Viruses attack their hosts to insert their genetic material into the genetic material of the host. This genetic material contains instructions to produce these viruses. The host cell will carry out these intructions and produce the viruses. This is how viruses spread, in general.
In addition to the instructions producing the components of the virus itself, viruses can carry additional genes containing instructions for creating other kinds of proteins. In theory, if we insert a gene that is missing from a patient in a virus, and infect that patient with the virus, the virus will spread the missing gene in all the cells of the patient. The missing gene is now replaced and the disease is cured. This technique is called gene therapy.
The genetic material in retroviruses is in the form of RNA molecules, while the genetic material of their hosts is in the form of DNA. When a retrovirus infects a host cell, it will introduce its RNA together with some enzymes into the cell. This RNA molecule from the retrovirus must produce a DNA copy from its RNA molecule before it can be considered part of the genetic material of the host cell. The process of producing a DNA copy from an RNA molecule is termed reverse transcription. It is carried out by one of the enzymes carried in the virus, called reverse transcriptase. After this DNA copy is produced and is free in the nucleus of the host cell, it must be incorporated into the genome of the host cell. That is, it must be inserted into the large DNA molecules in the cell, or the chromosomes of the cell. This process is done by another enzyme carried in the virus called integrase.

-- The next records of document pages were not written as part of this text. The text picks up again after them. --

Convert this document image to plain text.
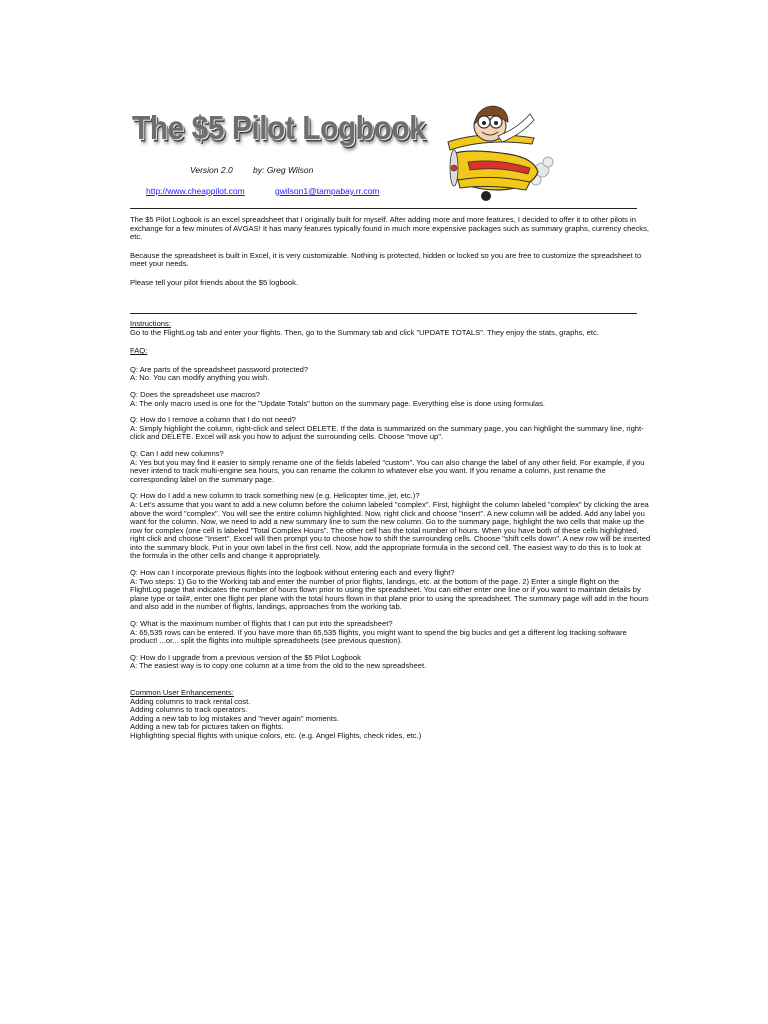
The $5 Pilot Logbook
Version 2.0 by: Greg Wilson
http://www.cheappilot.com	gwilson1@tampabay.rr.com

The $5 Pilot Logbook is an excel spreadsheet that I originally built for myself. After adding more and more features, I decided to offer it to other pilots in exchange for a few minutes of AVGAS! It has many features typically found in much more expensive packages such as summary graphs, currency checks, etc.

Because the spreadsheet is built in Excel, it is very customizable. Nothing is protected, hidden or locked so you are free to customize the spreadsheet to meet your needs.

Please tell your pilot friends about the $5 logbook.

Instructions:

Go to the FlightLog tab and enter your flights. Then, go to the Summary tab and click "UPDATE TOTALS". They enjoy the stats, graphs, etc.

FAQ:

Q: Are parts of the spreadsheet password protected?

A: No. You can modify anything you wish.

Q: Does the spreadsheet use macros?

A: The only macro used is one for the "Update Totals" button on the summary page. Everything else is done using formulas.

Q: How do I remove a column that I do not need?

A: Simply highlight the column, right-click and select DELETE. If the data is summarized on the summary page, you can highlight the summary line, right-click and DELETE. Excel will ask you how to adjust the surrounding cells. Choose "move up".

Q: Can I add new columns?

A: Yes but you may find it easier to simply rename one of the fields labeled "custom". You can also change the label of any other field. For example, if you never intend to track multi-engine sea hours, you can rename the column to whatever else you want. If you rename a column, just rename the corresponding label on the summary page.

Q: How do I add a new column to track something new (e.g. Helicopter time, jet, etc.)?

A: Let's assume that you want to add a new column before the column labeled "complex". First, highlight the column labeled "complex" by clicking the area above the word "complex". You will see the entire column highlighted. Now, right click and choose "insert". A new column will be added. Add any label you want for the column. Now, we need to add a new summary line to sum the new column. Go to the summary page, highlight the two cells that make up the row for complex (one cell is labeled "Total Complex Hours". The other cell has the total number of hours. When you have both of these cells highlighted, right click and choose "Insert". Excel will then prompt you to choose how to shift the surrounding cells. Choose "shift cells down". A new row will be inserted into the summary block. Put in your own label in the first cell. Now, add the appropriate formula in the second cell. The easiest way to do this is to look at the formula in the other cells and change it appropriately.

Q: How can I incorporate previous flights into the logbook without entering each and every flight?

A: Two steps: 1) Go to the Working tab and enter the number of prior flights, landings, etc. at the bottom of the page. 2) Enter a single flight on the FlightLog page that indicates the number of hours flown prior to using the spreadsheet. You can either enter one line or if you want to maintain details by plane type or tail#, enter one flight per plane with the total hours flown in that plane prior to using the spreadsheet. The summary page will add in the hours and also add in the number of flights, landings, approaches from the working tab.

Q: What is the maximum number of flights that I can put into the spreadsheet?

A: 65,535 rows can be entered. If you have more than 65,535 flights, you might want to spend the big bucks and get a different log tracking software product! ...or... split the flights into multiple spreadsheets (see previous question).

Q: How do I upgrade from a previous version of the $5 Pilot Logbook

A: The easiest way is to copy one column at a time from the old to the new spreadsheet.

Common User Enhancements:

Adding columns to track rental cost.

Adding columns to track operators.

Adding a new tab to log mistakes and "never again" moments.

Adding a new tab for pictures taken on flights.

Highlighting special flights with unique colors, etc. (e.g. Angel Flights, check rides, etc.)
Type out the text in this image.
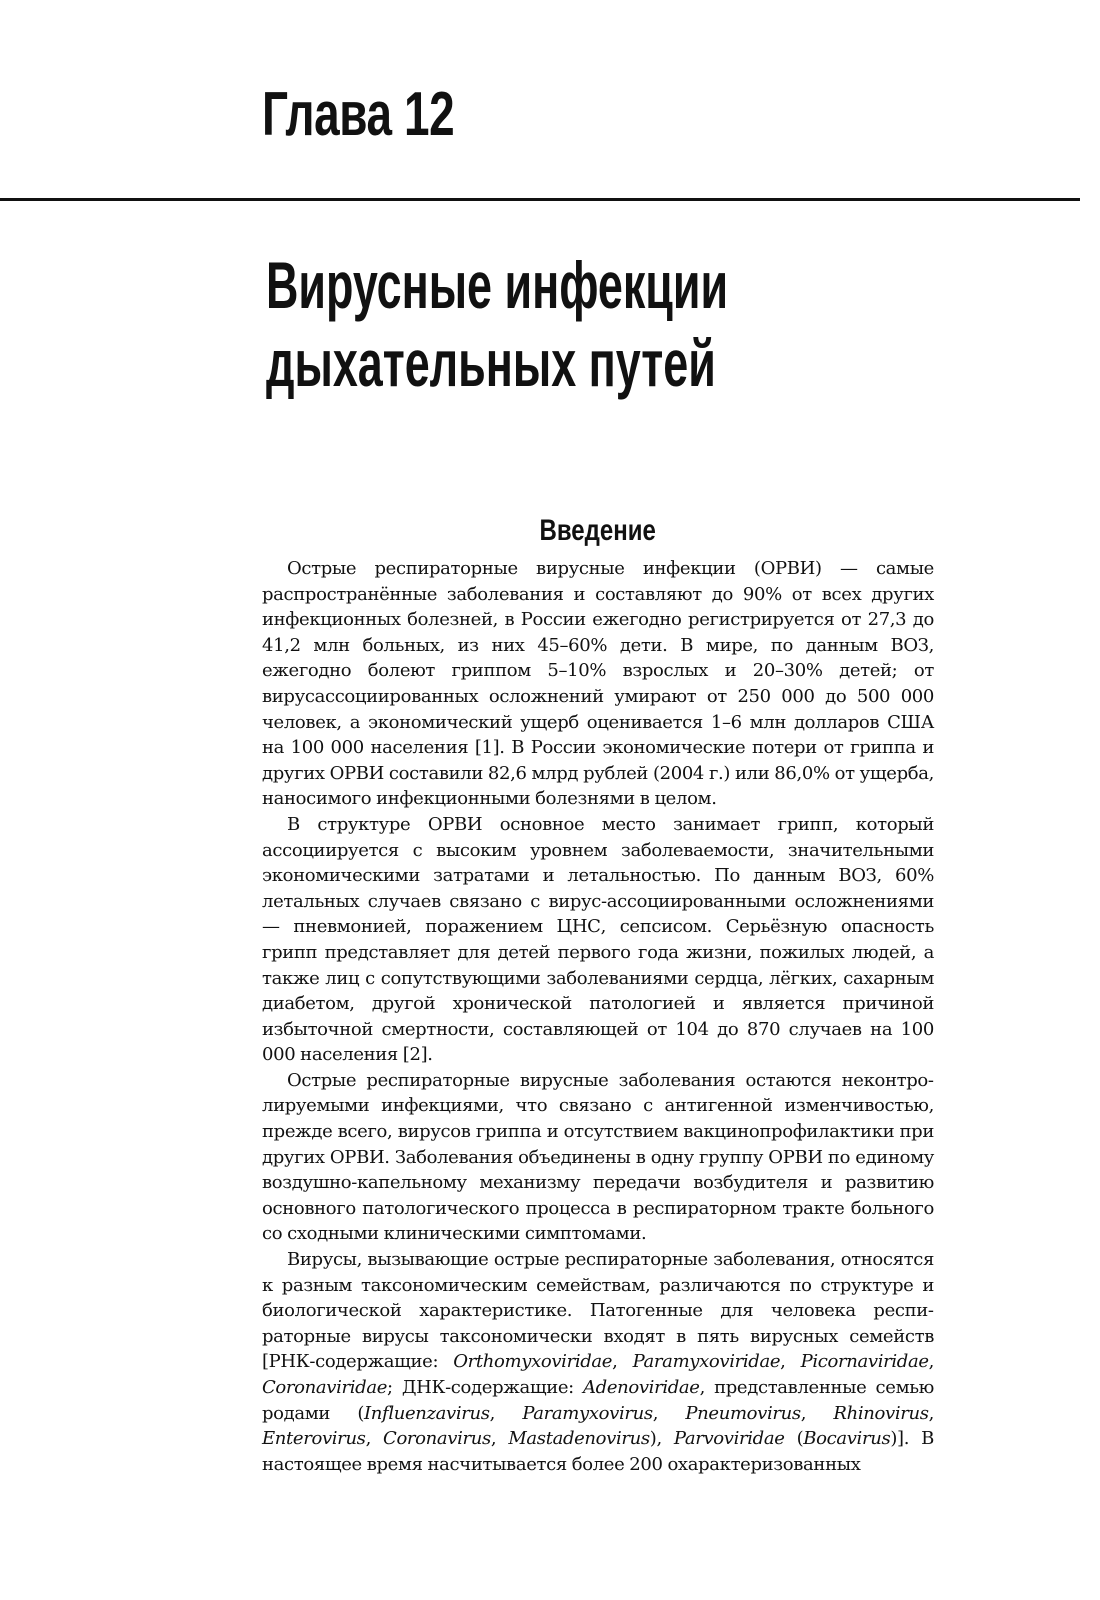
Глава 12
Вирусные инфекции
дыхательных путей
Введение

Острые респираторные вирусные инфекции (ОРВИ) — самые распространённые заболевания и составляют до 90% от всех других инфекционных болезней, в России ежегодно регистрируется от 27,3 до 41,2 млн больных, из них 45–60% дети. В мире, по данным ВОЗ, ежегодно болеют гриппом 5–10% взрослых и 20–30% детей; от вирусассоциированных осложнений умирают от 250 000 до 500 000 человек, а экономический ущерб оценивается 1–6 млн долларов США на 100 000 населения [1]. В России экономические потери от гриппа и других ОРВИ составили 82,6 млрд рублей (2004 г.) или 86,0% от ущерба, наносимого инфекционными болезнями в целом.

В структуре ОРВИ основное место занимает грипп, который ассоциируется с высоким уровнем заболеваемости, значительными экономическими затратами и летальностью. По данным ВОЗ, 60% летальных случаев связано с вирус-ассоциированными осложнениями — пневмонией, поражением ЦНС, сепсисом. Серьёзную опасность грипп представляет для детей первого года жизни, пожилых людей, а также лиц с сопутствующими заболеваниями сердца, лёгких, сахарным диабетом, другой хронической патологией и является причиной избыточной смертности, составляющей от 104 до 870 случаев на 100 000 населения [2].

Острые респираторные вирусные заболевания остаются неконтролируемыми инфекциями, что связано с антигенной изменчивостью, прежде всего, вирусов гриппа и отсутствием вакцинопрофилактики при других ОРВИ. Заболевания объединены в одну группу ОРВИ по единому воздушно-капельному механизму передачи возбудителя и развитию основного патологического процесса в респираторном тракте больного со сходными клиническими симптомами.

Вирусы, вызывающие острые респираторные заболевания, относятся к разным таксономическим семействам, различаются по структуре и биологической характеристике. Патогенные для человека респираторные вирусы таксономически входят в пять вирусных семейств [РНК-содержащие: Orthomyxoviridae, Paramyxoviridae, Picornaviridae, Coronaviridae; ДНК-содержащие: Adenoviridae, представленные семью родами (Influenzavirus, Paramyxovirus, Pneumovirus, Rhinovirus, Enterovirus, Coronavirus, Mastadenovirus), Parvoviridae (Bocavirus)]. В настоящее время насчитывается более 200 охарактеризованных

Now that the genetic material of the virus is incorporated and has become part of the genetic material of the host cell, we can say that the host cell is now modified to contain a new gene. When this host cell divides later, its descendants will all contain the new genes.
One of the problems of gene therapy using retroviruses is that the integrase enzyme can insert the genetic material of the virus in any arbitrary position in the genome of the host. If genetic material happens to be inserted in the middle of one of the original genes of the host cell, this gene will be disrupted. If the gene happens to be one regulating cell division, uncontrolled cell division (i.e., cancer) can occur.
Adenoviruses are viruses that carry their genetic material in the form of DNA. When these viruses infect a host cell, they introduce their DNA molecule into the host. The genetic material of the adenoviruses is not incorporated into the host cells genetic material. The DNA molecule is left free in the nucleus of the host cell, and the instructions in this extra DNA molecule are transcribed just like any other gene. The only difference is that these extra genes are not replicated when the cell is about to undergo cell division. So the descendants of that cell will not have the extra gene. This means that treatment with the adenovirus will require regular doses to add the missing gene every time new cells are produced without the gene.
Adeno-associated viruses, from the parvovirus family, are small viruses with a genome of single stranded DNA. There are a few disadvantages to using AAV, mainly the small amount of DNA it can carry and the difficulty in producing it. This type of virus is being used, however, because it is non-pathogenic (most people carry this harmless virus). In contrast to adenoviruses, most people treated with AAV will not build an immune response to remove the virus and the cells that have been successfully treated with it. Several trials with AAV are on-going or in preparation, mainly trying to treat muscle and eye diseases, the two tissues where the virus seems particularly useful.
For the safety of gene therapy, the Weismann barrier is fundamental in the current thinking. Soma-to-germline feedback should therefore be impossible. However there are indications that the Weissman barrier can be breached.